La "catastrophe absolue" provoquée par la Russie

François Fillon a condamné sans ambages la guerre déclenchée par Moscou, critiquant une "catastrophe absolue" aux conséquences lourdes. Il n'a cependant pas caché son exaspération quant au récit manichéen qui s'est, selon lui, installé en France, pointant notamment la vision "unanime" des médias. "Dans la presse américaine, il y a un débat. Ce n'est jamais bon quand la quasi-totalité du système médiatique défend une seule vision", a-t-il relevé.

A l'inverse, l'ex-Premier ministre n'a eu de cesse de défendre la vision du géant russe, s'étonnant du statut de "dictature" qui lui aurait été subitement et naïvement accolée, alors que la Russie a "toujours été un pays autoritaire". Dans la même veine, François Fillon a fustigé une certaine forme d'hypocrisie ; ainsi, selon lui, le risque de corruption en Russie "est élevé", mais pas plus que dans des régimes comparables et pourtant présentés comme davantage fréquentables. De même, il s'est étonné du qualificatif d'"oligarques" systématiquement réservé aux entrepreneurs russes, sans qu'il ne voit de différence notable avec les chefs d'entreprises d'autres pays.

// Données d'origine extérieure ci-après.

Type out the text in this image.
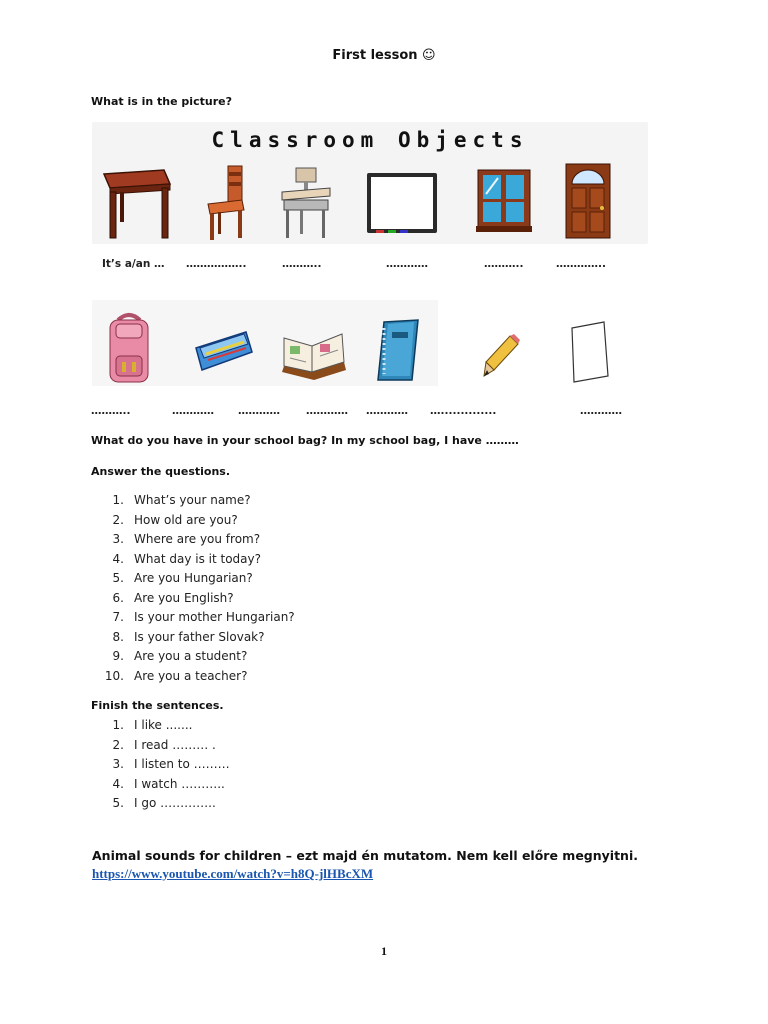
First lesson ☺
What is in the picture?
Classroom Objects
It’s a/an … ……………..	………..	…………	………..	…………..
………..	………… ………… ………… ………… …..............	…………
What do you have in your school bag? In my school bag, I have ………
Answer the questions.
1. What’s your name?
2. How old are you?
3. Where are you from?
4. What day is it today?
5. Are you Hungarian?
6. Are you English?
7. Is your mother Hungarian?
8. Is your father Slovak?
9. Are you a student?
10. Are you a teacher?
Finish the sentences.
1. I like .......
2. I read ……… .
3. I listen to ………
4. I watch ………..
5. I go …………..
Animal sounds for children – ezt majd én mutatom. Nem kell előre megnyitni.
https://www.youtube.com/watch?v=h8Q-jlHBcXM
1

Il a également livré son analyse des sanctions internationales prises à l'encontre de Moscou, les jugeant inefficaces sur le fond comme sur la forme. "Cela n'a jamais fonctionné", a-t-il martelé, constatant l'effet délétère qu'elle peuvent avoir sur les économies occidentales, tandis qu'un système de compensation s'est mis en place en Russie. Il a surtout mis en garde contre un autre isolement : celui que l'Occident peut lui-même créer en tentant de régenter le monde par "arrogance". "Ce sont les Occidentaux qui imposent leurs sanctions au reste du monde. Si vous ne ressentez pas à quel point cette politique là fait monter un ressentiment contre nous, vous ne voyez pas arriver l'orage qui va s'abattre sur l'Europe", a-t-il averti.